[ワシントン 4日 ロイター] - ポンペオ米国務長官は4日、フランスのルドリアン外相との会談で、巨大IT企業に対する「デジタルサービス税」を導入すれば米ハイテク企業にとって打撃になるとして、仏政府として承認しないよう求めた。米国務省が発表した。

欧州連合(EU)がデジタル課税について合意を見送ったことを受け、フランスと英国、イタリア、スペインは独自の課税導入を目指している。

米国務省は「デジタルサービス税は米国の大手ハイテク企業やそういった企業を利用するフランス市民に悪影響を及ぼすため、ポンペオ長官は仏政府に承認しないよう求めた」と明らかにした。

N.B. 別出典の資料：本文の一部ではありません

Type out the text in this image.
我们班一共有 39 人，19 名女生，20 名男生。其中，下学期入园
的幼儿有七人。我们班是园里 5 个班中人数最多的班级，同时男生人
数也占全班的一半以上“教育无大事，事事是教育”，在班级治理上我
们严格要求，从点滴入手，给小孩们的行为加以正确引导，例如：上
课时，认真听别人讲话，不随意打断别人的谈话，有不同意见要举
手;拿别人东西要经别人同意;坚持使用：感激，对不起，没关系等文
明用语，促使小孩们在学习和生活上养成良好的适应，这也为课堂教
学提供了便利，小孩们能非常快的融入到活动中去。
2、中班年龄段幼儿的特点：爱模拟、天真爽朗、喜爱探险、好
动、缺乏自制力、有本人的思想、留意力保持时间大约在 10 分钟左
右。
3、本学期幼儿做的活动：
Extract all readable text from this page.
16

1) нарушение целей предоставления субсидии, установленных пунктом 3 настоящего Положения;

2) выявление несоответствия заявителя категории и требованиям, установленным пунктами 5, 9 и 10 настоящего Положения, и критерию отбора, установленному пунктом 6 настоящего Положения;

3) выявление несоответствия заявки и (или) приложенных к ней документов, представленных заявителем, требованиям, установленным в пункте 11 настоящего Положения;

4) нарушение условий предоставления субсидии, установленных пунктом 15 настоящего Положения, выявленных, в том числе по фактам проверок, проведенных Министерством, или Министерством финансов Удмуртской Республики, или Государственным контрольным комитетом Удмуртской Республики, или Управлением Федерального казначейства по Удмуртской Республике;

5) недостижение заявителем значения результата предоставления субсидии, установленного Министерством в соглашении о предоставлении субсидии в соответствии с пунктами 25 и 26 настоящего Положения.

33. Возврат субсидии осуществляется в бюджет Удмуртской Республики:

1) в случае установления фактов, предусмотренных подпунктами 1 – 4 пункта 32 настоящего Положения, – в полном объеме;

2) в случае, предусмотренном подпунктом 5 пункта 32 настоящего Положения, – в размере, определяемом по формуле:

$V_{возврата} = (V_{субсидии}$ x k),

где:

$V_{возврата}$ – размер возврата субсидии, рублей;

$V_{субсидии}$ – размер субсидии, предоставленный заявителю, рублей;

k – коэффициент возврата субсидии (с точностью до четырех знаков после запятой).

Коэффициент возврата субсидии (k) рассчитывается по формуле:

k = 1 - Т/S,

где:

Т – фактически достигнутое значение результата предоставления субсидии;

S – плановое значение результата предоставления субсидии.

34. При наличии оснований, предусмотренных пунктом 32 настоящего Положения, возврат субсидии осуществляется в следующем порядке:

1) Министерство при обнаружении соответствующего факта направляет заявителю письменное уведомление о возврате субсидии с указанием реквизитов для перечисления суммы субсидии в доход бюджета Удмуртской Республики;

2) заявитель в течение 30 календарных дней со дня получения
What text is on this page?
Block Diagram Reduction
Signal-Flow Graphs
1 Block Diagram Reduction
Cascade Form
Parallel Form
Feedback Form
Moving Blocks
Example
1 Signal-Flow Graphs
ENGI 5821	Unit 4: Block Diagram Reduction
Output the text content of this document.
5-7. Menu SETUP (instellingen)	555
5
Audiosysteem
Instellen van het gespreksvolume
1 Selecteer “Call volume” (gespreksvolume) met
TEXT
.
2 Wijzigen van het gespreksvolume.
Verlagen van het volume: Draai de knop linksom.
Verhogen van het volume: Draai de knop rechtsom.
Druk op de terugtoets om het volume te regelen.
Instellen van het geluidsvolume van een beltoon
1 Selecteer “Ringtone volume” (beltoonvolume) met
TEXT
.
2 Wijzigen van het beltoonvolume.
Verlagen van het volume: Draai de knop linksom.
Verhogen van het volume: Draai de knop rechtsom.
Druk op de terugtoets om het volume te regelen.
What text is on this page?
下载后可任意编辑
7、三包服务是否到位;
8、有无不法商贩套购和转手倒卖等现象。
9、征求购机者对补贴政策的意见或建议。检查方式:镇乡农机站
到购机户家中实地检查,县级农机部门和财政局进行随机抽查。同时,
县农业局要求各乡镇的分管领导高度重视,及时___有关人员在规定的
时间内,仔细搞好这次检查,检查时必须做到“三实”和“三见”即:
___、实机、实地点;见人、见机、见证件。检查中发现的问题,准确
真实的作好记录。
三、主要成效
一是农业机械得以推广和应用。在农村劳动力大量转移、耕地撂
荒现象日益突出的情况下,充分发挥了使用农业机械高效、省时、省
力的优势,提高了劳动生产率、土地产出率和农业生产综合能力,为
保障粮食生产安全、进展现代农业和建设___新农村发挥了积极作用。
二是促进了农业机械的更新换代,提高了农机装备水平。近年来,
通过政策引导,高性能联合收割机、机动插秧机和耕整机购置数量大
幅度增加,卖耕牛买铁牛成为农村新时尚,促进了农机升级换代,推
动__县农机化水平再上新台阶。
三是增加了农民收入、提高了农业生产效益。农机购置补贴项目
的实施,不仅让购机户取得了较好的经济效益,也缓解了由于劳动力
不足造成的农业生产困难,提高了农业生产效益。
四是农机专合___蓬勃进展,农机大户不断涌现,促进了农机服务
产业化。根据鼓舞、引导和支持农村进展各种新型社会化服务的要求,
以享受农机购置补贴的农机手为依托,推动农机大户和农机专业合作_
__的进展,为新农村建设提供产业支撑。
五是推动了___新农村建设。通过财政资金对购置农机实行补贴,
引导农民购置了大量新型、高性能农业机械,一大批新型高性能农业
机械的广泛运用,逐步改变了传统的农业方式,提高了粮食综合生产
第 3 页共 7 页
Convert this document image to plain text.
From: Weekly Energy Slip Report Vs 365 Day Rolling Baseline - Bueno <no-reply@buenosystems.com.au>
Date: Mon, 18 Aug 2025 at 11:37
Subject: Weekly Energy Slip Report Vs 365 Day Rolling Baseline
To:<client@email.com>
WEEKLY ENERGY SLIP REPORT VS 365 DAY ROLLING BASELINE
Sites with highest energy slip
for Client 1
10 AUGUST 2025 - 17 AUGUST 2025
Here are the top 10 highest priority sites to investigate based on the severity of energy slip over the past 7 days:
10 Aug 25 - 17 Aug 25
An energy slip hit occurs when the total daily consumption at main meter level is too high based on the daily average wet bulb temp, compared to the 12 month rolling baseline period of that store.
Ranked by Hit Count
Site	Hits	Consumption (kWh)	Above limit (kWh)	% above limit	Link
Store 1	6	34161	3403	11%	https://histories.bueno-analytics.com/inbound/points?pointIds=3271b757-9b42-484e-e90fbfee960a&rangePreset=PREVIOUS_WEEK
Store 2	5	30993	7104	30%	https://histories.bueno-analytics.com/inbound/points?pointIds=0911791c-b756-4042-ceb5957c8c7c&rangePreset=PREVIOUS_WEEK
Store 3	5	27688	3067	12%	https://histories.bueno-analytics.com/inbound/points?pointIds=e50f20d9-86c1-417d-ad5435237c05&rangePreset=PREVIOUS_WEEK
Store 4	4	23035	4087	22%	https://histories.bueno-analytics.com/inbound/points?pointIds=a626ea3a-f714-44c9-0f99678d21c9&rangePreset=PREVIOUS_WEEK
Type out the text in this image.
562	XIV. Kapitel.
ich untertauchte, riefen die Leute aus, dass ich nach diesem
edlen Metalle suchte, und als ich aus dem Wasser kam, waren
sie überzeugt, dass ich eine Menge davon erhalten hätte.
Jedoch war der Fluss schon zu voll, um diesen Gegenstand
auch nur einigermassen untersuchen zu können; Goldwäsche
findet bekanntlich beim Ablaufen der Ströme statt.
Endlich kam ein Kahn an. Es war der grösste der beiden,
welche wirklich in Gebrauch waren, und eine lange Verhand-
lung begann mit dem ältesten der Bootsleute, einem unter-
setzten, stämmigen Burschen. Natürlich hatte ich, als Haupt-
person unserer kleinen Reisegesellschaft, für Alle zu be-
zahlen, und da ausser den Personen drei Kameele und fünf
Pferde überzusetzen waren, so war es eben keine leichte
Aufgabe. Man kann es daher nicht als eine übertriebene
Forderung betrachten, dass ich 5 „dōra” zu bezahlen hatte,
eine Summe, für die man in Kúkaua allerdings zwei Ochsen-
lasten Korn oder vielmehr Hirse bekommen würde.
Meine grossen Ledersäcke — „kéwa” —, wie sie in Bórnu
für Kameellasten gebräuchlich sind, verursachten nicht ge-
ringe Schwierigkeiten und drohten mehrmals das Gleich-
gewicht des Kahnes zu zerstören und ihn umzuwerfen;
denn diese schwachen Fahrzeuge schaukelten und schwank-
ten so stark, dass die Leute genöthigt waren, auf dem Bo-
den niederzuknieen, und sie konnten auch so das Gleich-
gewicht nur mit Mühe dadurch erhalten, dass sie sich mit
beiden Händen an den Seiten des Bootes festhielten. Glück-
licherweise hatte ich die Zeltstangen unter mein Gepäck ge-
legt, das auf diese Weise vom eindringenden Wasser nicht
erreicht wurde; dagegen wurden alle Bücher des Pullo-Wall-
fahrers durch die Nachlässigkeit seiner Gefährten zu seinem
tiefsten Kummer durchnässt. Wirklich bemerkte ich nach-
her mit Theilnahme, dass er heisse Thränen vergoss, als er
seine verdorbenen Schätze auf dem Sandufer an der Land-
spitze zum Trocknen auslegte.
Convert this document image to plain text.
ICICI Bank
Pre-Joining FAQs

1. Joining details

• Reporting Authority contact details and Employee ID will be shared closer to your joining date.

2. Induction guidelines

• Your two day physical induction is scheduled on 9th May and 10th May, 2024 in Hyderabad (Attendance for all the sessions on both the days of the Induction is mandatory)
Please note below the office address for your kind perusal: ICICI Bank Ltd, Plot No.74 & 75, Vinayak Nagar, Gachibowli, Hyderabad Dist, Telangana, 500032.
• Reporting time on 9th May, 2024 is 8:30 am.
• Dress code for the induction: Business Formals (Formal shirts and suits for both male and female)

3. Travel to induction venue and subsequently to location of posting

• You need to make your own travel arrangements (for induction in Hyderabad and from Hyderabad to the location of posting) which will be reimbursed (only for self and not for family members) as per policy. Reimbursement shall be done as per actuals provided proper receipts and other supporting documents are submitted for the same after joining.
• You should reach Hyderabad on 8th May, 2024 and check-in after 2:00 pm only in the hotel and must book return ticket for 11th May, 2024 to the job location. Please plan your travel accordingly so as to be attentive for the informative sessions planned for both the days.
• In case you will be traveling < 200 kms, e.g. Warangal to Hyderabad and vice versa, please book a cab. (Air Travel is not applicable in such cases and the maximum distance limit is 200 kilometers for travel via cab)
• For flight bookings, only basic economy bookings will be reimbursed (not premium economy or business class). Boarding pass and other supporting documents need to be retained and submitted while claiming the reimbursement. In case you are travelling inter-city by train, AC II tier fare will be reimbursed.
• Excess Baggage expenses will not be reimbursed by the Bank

ポンペオ、ルドリアン両氏はワシントンで開かれている北大西洋条約機構(NATO)外相会合の合間に会談した。

仏外務省は声明で、ルドリアン外相は会談で、デジタル課税に関する仏政府の立場は変わっていないと表明し、国際課税ルールの策定に向けた取り組みに加わるようポンペオ氏に求めたと説明している。

フランスは、米フェイスブック<FB.O>や米グーグル<GOOGL.O>といった巨大IT企業が低税率国に利益を移すことで税負担を大幅に減らすことを可能にする現行の課税ルールの見直しに向けたEUや国際レベルでの取り組みを主導してきた。

経済協力開発機構(OECD)は2020年までの取りまとめを目指し、草案策定作業を進めている。フランスのルメール経済・財務相は2月に、2019年内に世界的な取り組みが前進するとの見通しを示している。